A resilient energy system is one that can maintain its function under stress. In Germany, this is currently achieved by storing large quantities of fossil fuels such as mineral oil, gas, and hard coal. However, this may change with the transition to a climate-neutral energy system.
In the analysis “Resilience in the climate-neutral energy system of the future”, a team from the Institute of Energy Economics at the University of Cologne (EWI) looks at the storage capacities currently available in Germany for each energy source and uses this as a basis to determine the import resilience of the energy system. Assuming a constant level of resilience, the storage capacities required in the climate-neutral energy system of the future are calculated on the basis of the dena-Leitstudie “Aufbruch Klimaneutralität”.
In Germany, large quantities of fossil fuels are stored, with some required by law. The analysis shows a total stored energy volume of 722 TWh, varying depending on the time of year. Mineral oil, gas, and hard coal are the primary sources of stored energy, contributing 509 TWh, 169 TWh, and 44 TWh respectively.
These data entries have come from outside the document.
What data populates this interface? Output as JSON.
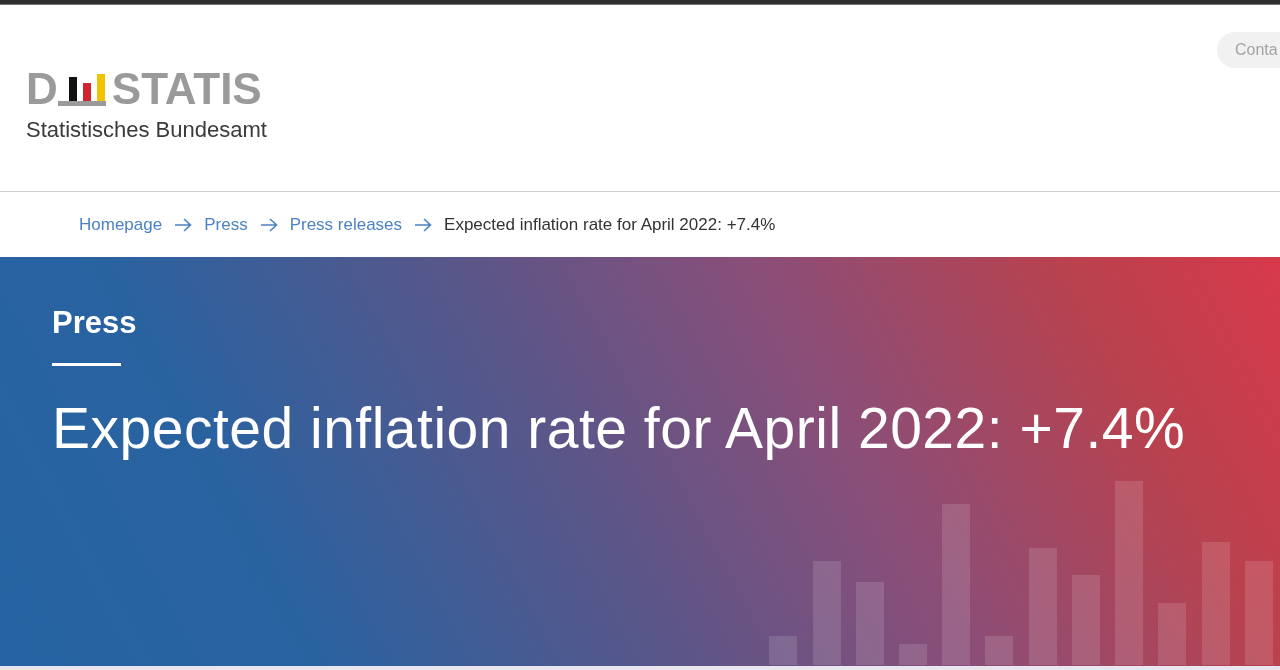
{
  "header": {
    "logo": {
      "text_start": "D",
      "text_end": "STATIS",
      "subtitle": "Statistisches Bundesamt"
    },
    "contact_button": "Conta"
  },
  "breadcrumb": [
    {
      "label": "Homepage",
      "current": false
    },
    {
      "label": "Press",
      "current": false
    },
    {
      "label": "Press releases",
      "current": false
    },
    {
      "label": "Expected inflation rate for April 2022: +7.4%",
      "current": true
    }
  ],
  "hero": {
    "section_label": "Press",
    "title": "Expected inflation rate for April 2022: +7.4%"
  }
}
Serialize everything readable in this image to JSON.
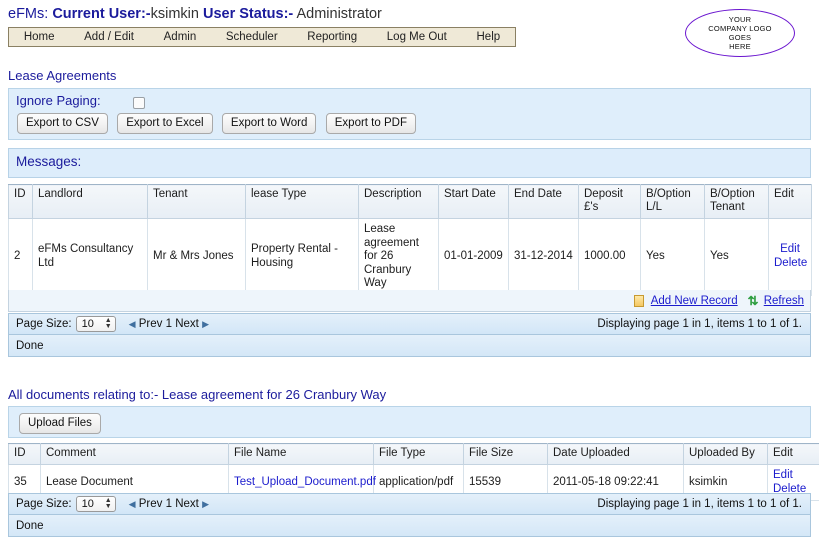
{
  "header": {
    "app_name": "eFMs:",
    "current_user_label": "Current User:-",
    "current_user": "ksimkin",
    "user_status_label": "User Status:-",
    "user_status": "Administrator",
    "nav": [
      {
        "label": "Home"
      },
      {
        "label": "Add / Edit"
      },
      {
        "label": "Admin"
      },
      {
        "label": "Scheduler"
      },
      {
        "label": "Reporting"
      },
      {
        "label": "Log Me Out"
      },
      {
        "label": "Help"
      }
    ],
    "logo_lines": [
      "YOUR",
      "COMPANY LOGO",
      "GOES",
      "HERE"
    ],
    "logo_border_color": "#6a15cf"
  },
  "lease_section": {
    "title": "Lease Agreements",
    "ignore_paging_label": "Ignore Paging:",
    "ignore_paging_checked": false,
    "export_buttons": [
      {
        "label": "Export to CSV"
      },
      {
        "label": "Export to Excel"
      },
      {
        "label": "Export to Word"
      },
      {
        "label": "Export to PDF"
      }
    ],
    "messages_label": "Messages:",
    "columns": [
      "ID",
      "Landlord",
      "Tenant",
      "lease Type",
      "Description",
      "Start Date",
      "End Date",
      "Deposit £'s",
      "B/Option L/L",
      "B/Option Tenant",
      "Edit"
    ],
    "rows": [
      {
        "id": "2",
        "landlord": "eFMs Consultancy Ltd",
        "tenant": "Mr & Mrs Jones",
        "lease_type": "Property Rental - Housing",
        "description": "Lease agreement for 26 Cranbury Way",
        "start_date": "01-01-2009",
        "end_date": "31-12-2014",
        "deposit": "1000.00",
        "boption_ll": "Yes",
        "boption_tenant": "Yes",
        "edit_label": "Edit",
        "delete_label": "Delete"
      }
    ],
    "commands": {
      "add_new_record": "Add New Record",
      "refresh": "Refresh"
    },
    "paging": {
      "page_size_label": "Page Size:",
      "page_size_value": "10",
      "prev_label": "Prev",
      "page_number": "1",
      "next_label": "Next",
      "display_info": "Displaying page 1 in 1, items 1 to 1 of 1."
    },
    "status": "Done"
  },
  "documents_section": {
    "title": "All documents relating to:- Lease agreement for 26 Cranbury Way",
    "upload_button": "Upload Files",
    "columns": [
      "ID",
      "Comment",
      "File Name",
      "File Type",
      "File Size",
      "Date Uploaded",
      "Uploaded By",
      "Edit"
    ],
    "rows": [
      {
        "id": "35",
        "comment": "Lease Document",
        "file_name": "Test_Upload_Document.pdf",
        "file_type": "application/pdf",
        "file_size": "15539",
        "date_uploaded": "2011-05-18 09:22:41",
        "uploaded_by": "ksimkin",
        "edit_label": "Edit",
        "delete_label": "Delete"
      }
    ],
    "paging": {
      "page_size_label": "Page Size:",
      "page_size_value": "10",
      "prev_label": "Prev",
      "page_number": "1",
      "next_label": "Next",
      "display_info": "Displaying page 1 in 1, items 1 to 1 of 1."
    },
    "status": "Done"
  }
}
According to model calculations, the demand for stored energy in a future, climate-neutral energy system will decrease by 73 percent compared to the status quo. Assuming average storage levels similar to the status quo, a hydrogen storage capacity of 165 TWh would be required. Converting the current gas cavern storage facilities to accommodate the necessary hydrogen storage capacity would not suffice due to hydrogen’s lower volumetric energy density.